The most common instruments in these asset classes include agricultural products such as corn, wheat, soybeans, and coffee, energy products such as oil and gas, and metals such as gold and silver. Major currencies such as the US dollar, British pound, Japanese yen, and Swiss franc are also popular choices. Stock indices futures allow traders to speculate on the stock market in a broad way, and some popular options include the S&P 500 and the NASDAQ 100.
How do I choose a futures broker?
Choosing a futures broker can be done by considering the following: the broker’s regulation, the trading platform offered, margin requirements, commissions and fee structures, educational resources, and the asset classes available for trading.
In Singapore, the ICE (Intercontinental Exchange) Futures Singapore manages, monitors, and regulates all trading activities in the country’s futures markets. If you are selecting a futures broker, be sure that it is regulated by the ICE and licensed and governed under the Securities and Futures Act (SFA).
What are the benefits of trading futures?
Trading futures can offer several benefits, ranging from the use of leverage, the potential for profit, transparency, ease of diversification, and high liquidity for certain instruments.
Futures trading is leveraged, meaning traders can control a much larger position than they would otherwise be able to in non-leveraged trading if they had a relatively small investment. Leveraged trading is one way for traders to magnify potential profits. However, it can also magnify potential losses, and traders must be careful not to use high leverage if they have a low appetite for risk.
As futures can be traded on many underlying assets, it is also a good way for traders to diversify their existing portfolios. Diversification can lower the overall risk of a trader’s investments.
Futures contracts are standardised and exchange-traded, so there is a high level of transparency in its pricing and exchange. They are easy for traders to trade, and there are clear and well-defined regulations that brokers and traders must follow.
Finally, the futures market is highly liquid. There is a large number of buyers and sellers, making it easy to buy and sell contracts.

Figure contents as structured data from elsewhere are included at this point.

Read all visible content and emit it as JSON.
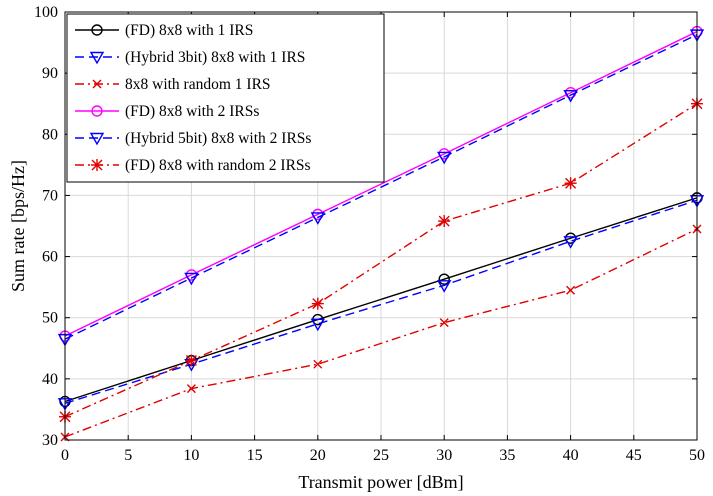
{
  "chart_data": {
    "type": "line",
    "xlabel": "Transmit power [dBm]",
    "ylabel": "Sum rate [bps/Hz]",
    "xlim": [
      0,
      50
    ],
    "ylim": [
      30,
      100
    ],
    "xticks": [
      0,
      5,
      10,
      15,
      20,
      25,
      30,
      35,
      40,
      45,
      50
    ],
    "yticks": [
      30,
      40,
      50,
      60,
      70,
      80,
      90,
      100
    ],
    "grid": true,
    "legend_position": "top-left",
    "x": [
      0,
      10,
      20,
      30,
      40,
      50
    ],
    "series": [
      {
        "name": "(FD) 8x8 with 1 IRS",
        "values": [
          36.3,
          43.0,
          49.7,
          56.3,
          63.0,
          69.6
        ],
        "color": "#000000",
        "line": "solid",
        "marker": "circle"
      },
      {
        "name": "(Hybrid 3bit) 8x8 with 1 IRS",
        "values": [
          36.0,
          42.4,
          49.0,
          55.3,
          62.5,
          69.2
        ],
        "color": "#0000ff",
        "line": "dashed",
        "marker": "triangle-down"
      },
      {
        "name": "8x8 with random 1 IRS",
        "values": [
          30.5,
          38.4,
          42.4,
          49.2,
          54.5,
          64.5
        ],
        "color": "#e00000",
        "line": "dashdot",
        "marker": "x"
      },
      {
        "name": "(FD) 8x8 with 2 IRSs",
        "values": [
          47.0,
          57.0,
          66.9,
          76.8,
          86.8,
          96.8
        ],
        "color": "#ff00ff",
        "line": "solid",
        "marker": "circle"
      },
      {
        "name": "(Hybrid 5bit) 8x8 with 2 IRSs",
        "values": [
          46.5,
          56.5,
          66.4,
          76.3,
          86.4,
          96.3
        ],
        "color": "#0000ff",
        "line": "dashed",
        "marker": "triangle-down"
      },
      {
        "name": "(FD) 8x8 with random 2 IRSs",
        "values": [
          33.8,
          43.0,
          52.3,
          65.8,
          72.0,
          85.0
        ],
        "color": "#e00000",
        "line": "dashdot",
        "marker": "asterisk"
      }
    ]
  }
}
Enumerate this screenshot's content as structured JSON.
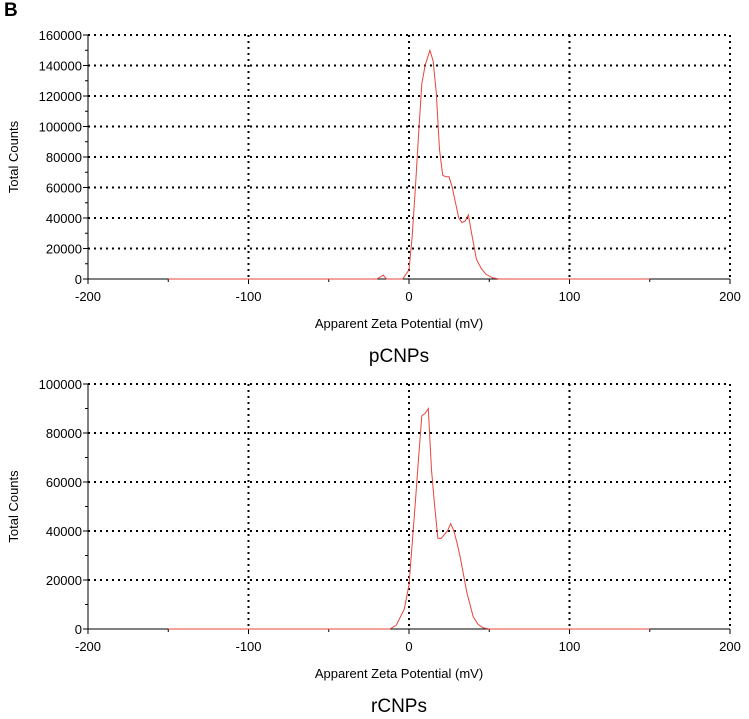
{
  "panel_label": "B",
  "chart_data": [
    {
      "type": "line",
      "caption": "pCNPs",
      "xlabel": "Apparent Zeta Potential (mV)",
      "ylabel": "Total Counts",
      "xlim": [
        -200,
        200
      ],
      "ylim": [
        0,
        160000
      ],
      "xticks": [
        "-200",
        "-100",
        "0",
        "100",
        "200"
      ],
      "yticks": [
        "0",
        "20000",
        "40000",
        "60000",
        "80000",
        "100000",
        "120000",
        "140000",
        "160000"
      ],
      "grid": true,
      "series_color": "#e8453c",
      "x": [
        -150,
        -20,
        -16,
        -14,
        -4,
        0,
        2,
        4,
        6,
        8,
        10,
        13,
        15,
        17,
        19,
        21,
        23,
        25,
        27,
        29,
        31,
        33,
        35,
        37,
        39,
        42,
        45,
        48,
        52,
        56,
        60,
        70,
        150
      ],
      "y": [
        0,
        0,
        2500,
        0,
        0,
        6000,
        28000,
        60000,
        95000,
        128000,
        140000,
        150000,
        143000,
        122000,
        85000,
        68000,
        67000,
        67000,
        60000,
        50000,
        40000,
        37000,
        38000,
        42000,
        30000,
        13000,
        7000,
        3000,
        800,
        0,
        0,
        0,
        0
      ]
    },
    {
      "type": "line",
      "caption": "rCNPs",
      "xlabel": "Apparent Zeta Potential (mV)",
      "ylabel": "Total Counts",
      "xlim": [
        -200,
        200
      ],
      "ylim": [
        0,
        100000
      ],
      "xticks": [
        "-200",
        "-100",
        "0",
        "100",
        "200"
      ],
      "yticks": [
        "0",
        "20000",
        "40000",
        "60000",
        "80000",
        "100000"
      ],
      "grid": true,
      "series_color": "#e8453c",
      "x": [
        -150,
        -12,
        -8,
        -3,
        0,
        2,
        4,
        6,
        8,
        10,
        12,
        14,
        16,
        18,
        20,
        22,
        24,
        26,
        28,
        30,
        32,
        34,
        36,
        38,
        40,
        43,
        46,
        50,
        54,
        150
      ],
      "y": [
        0,
        0,
        1500,
        8000,
        18000,
        35000,
        52000,
        70000,
        87000,
        88000,
        90000,
        65000,
        50000,
        37000,
        37000,
        38500,
        40000,
        43000,
        40000,
        35000,
        29000,
        22000,
        15000,
        10000,
        5000,
        2000,
        500,
        0,
        0,
        0
      ]
    }
  ]
}
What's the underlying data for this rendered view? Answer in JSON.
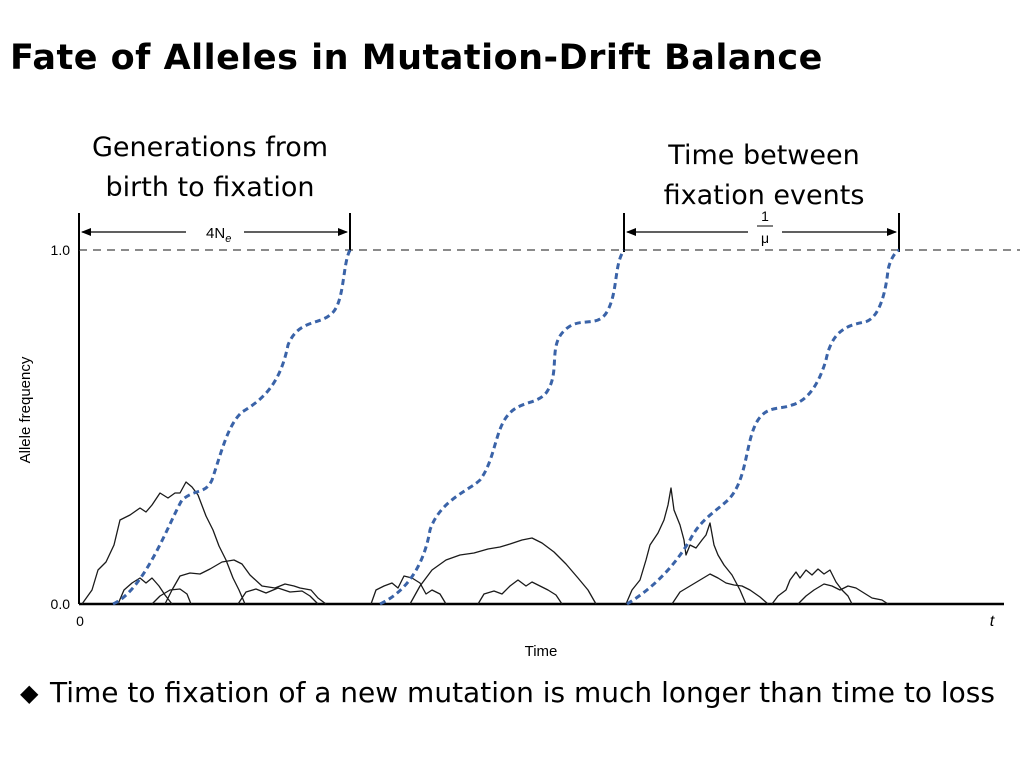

What are the risks of trading futures?
Futures trading is not without risk. Some of the most prominent risks include the use of leverage going wrong, high market volatility, and counterparty risk. Leverage allows traders to control a much larger position than they would otherwise be able to with a small initial investment, and it has the potential to magnify losses should a trader’s market predictions are incorrect.
The futures market can also be volatile, as there are rapid market movements that can be impossible to predict. And finally, traders participate in futures trading on exchanges, and clearinghouses take part in facilitating these exchanges. There is a slim risk that the clearinghouse may fail or default on the trade.
Who trades futures?
Futures trading appeals to a wide range of traders and many traders of different backgrounds participate in trading them. Some of the most common groups of traders include speculators, hedgers, arbitrageurs, businesses, and institutional traders such as banks, hedge funds, and pension funds.
The bottom line
Futures trading takes place on organised exchanges, and buyers and sellers trade standardised contracts on underlying assets across classes. The price of a contract can be determined by supply and demand dynamics. While there are plenty of benefits to trading futures, there are also inherent risks associated with it, and traders should make sure they understand the risk they are about to undertake when they start trading.